Most Likely to Get Passed Over for a Title Shot: Yushin Okami
I don't normally bet the house on Mike Chiappetta's predictions (at least not after he gave me that "hot tip" about the Dallas Cowboys winning it all this year), but I think he's on to something with his thoughts on Okami's immediate future. The guy is tough to promote as it is, but coming off a forgettable decision win will make it almost impossible to generate any heat for a title fight. If the CSAC doesn't throw the proverbial book at Chael Sonnen when his appeal hearing comes up, don't be surprised if he cuts in front of Okami for a crack at the belt.

Most Disappointing: Alessio Sakara's Withdrawal
If there was anything that could have saved this card, Jorge Rivera's showdown with "Legionarius" seemed like it. Then Sakara got sick and had to pull out at the last minute, leaving UFC 122 noticeably lacking in brawlability. Bad luck for the UFC, and possibly bad news for Sakara. You know how much Dana White loves guys who will suck it up and fight? Yeah, well that sword cuts two ways. But our disappointment aside, I suppose it's better to fight another day than vomit your way to a loss with the flu. At least Rivera didn't have to wait long to find out what his future holds.

Most Terrifying: Karlos Vemola
The way Vemola went after Seth Petruzelli, you'd have thought he was kin to Kimbo Slice, out for revenge. "The Silverback" is winless in his UFC comeback, so it's not as if a victory over him vaults you into title contention, but a scary-looking light heavyweight who goes after the finish like a starving dog after bacon is always welcome in the UFC's ranks.

Worst Finish: Nick Osipczak
When you've lost two straight in the UFC, you can't afford to half-heartedly shuffle to a losing effort and expect to keep your job. The three-fight skid is probably less of a concern than how he ended the fight with Duane Ludwig. Jogging away from striking exchanges and just barely crossing the finish line is not the image you want to leave your employer or the fans with.

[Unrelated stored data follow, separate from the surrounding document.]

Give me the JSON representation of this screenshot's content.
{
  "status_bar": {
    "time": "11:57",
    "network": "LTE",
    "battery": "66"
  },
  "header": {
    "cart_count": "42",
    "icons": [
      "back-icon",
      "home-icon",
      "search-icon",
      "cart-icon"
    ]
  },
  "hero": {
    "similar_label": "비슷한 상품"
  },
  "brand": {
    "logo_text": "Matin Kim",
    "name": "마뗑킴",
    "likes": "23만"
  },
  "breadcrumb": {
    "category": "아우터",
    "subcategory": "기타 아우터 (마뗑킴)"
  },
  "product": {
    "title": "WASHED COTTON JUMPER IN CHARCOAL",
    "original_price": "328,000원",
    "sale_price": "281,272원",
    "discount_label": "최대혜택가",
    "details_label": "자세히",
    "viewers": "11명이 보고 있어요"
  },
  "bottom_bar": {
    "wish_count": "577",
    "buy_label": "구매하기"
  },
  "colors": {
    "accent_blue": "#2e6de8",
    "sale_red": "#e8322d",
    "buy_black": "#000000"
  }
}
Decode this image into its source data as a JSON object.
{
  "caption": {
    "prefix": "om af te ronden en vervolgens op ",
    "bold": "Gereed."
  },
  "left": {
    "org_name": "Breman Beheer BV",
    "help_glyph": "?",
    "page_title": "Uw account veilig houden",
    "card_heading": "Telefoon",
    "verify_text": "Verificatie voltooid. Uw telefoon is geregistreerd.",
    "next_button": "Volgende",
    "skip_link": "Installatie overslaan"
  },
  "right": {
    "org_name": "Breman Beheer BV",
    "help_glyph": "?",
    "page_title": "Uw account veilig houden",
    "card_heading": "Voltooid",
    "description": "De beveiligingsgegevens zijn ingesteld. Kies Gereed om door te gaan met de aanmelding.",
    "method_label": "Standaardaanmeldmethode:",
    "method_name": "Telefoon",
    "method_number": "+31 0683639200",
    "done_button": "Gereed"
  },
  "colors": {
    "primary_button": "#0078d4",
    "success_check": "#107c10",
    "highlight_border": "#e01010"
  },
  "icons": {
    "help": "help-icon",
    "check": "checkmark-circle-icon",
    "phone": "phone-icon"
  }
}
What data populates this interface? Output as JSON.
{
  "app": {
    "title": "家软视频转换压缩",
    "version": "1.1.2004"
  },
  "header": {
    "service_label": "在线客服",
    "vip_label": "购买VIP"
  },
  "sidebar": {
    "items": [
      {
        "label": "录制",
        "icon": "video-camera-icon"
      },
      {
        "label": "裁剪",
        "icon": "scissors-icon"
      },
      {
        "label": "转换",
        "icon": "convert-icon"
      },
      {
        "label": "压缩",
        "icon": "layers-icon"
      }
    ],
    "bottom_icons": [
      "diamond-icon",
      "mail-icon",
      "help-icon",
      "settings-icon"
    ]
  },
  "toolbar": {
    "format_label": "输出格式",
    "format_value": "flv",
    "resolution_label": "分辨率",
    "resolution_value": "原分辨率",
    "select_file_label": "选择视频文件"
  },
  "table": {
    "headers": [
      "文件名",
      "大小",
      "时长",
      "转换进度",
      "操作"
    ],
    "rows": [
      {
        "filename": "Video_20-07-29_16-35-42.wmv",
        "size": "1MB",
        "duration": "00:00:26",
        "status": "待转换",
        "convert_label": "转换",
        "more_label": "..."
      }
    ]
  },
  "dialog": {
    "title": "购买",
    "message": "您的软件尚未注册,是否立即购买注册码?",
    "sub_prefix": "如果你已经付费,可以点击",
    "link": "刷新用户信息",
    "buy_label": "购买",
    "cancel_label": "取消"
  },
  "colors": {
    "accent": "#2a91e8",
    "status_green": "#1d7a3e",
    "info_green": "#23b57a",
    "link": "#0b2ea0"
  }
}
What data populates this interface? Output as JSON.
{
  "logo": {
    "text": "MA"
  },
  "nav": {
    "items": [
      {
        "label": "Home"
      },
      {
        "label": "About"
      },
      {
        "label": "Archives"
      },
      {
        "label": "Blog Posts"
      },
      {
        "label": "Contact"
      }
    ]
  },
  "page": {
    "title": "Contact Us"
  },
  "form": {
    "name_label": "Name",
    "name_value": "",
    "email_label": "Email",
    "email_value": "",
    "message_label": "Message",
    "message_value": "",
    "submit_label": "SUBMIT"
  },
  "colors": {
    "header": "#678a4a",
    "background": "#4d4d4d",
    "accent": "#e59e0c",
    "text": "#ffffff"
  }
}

It doesn't matter how well you start if you can't finish any better than that.

Jury's Still Out On...: Amir Sadollah
The TUF 7 winner outpointed Peter Sobotta thanks in part to a bottomless well of leg kicks. A win's a win, but beating a guy who's 0-3 in his UFC career doesn't tell us much about Sadollah's future potential. Without a doubt, the guy has talent. But how long will it take for his ability to catch up with his fame? We still don't know, and Saturday's match-up didn't shed much light on the situation.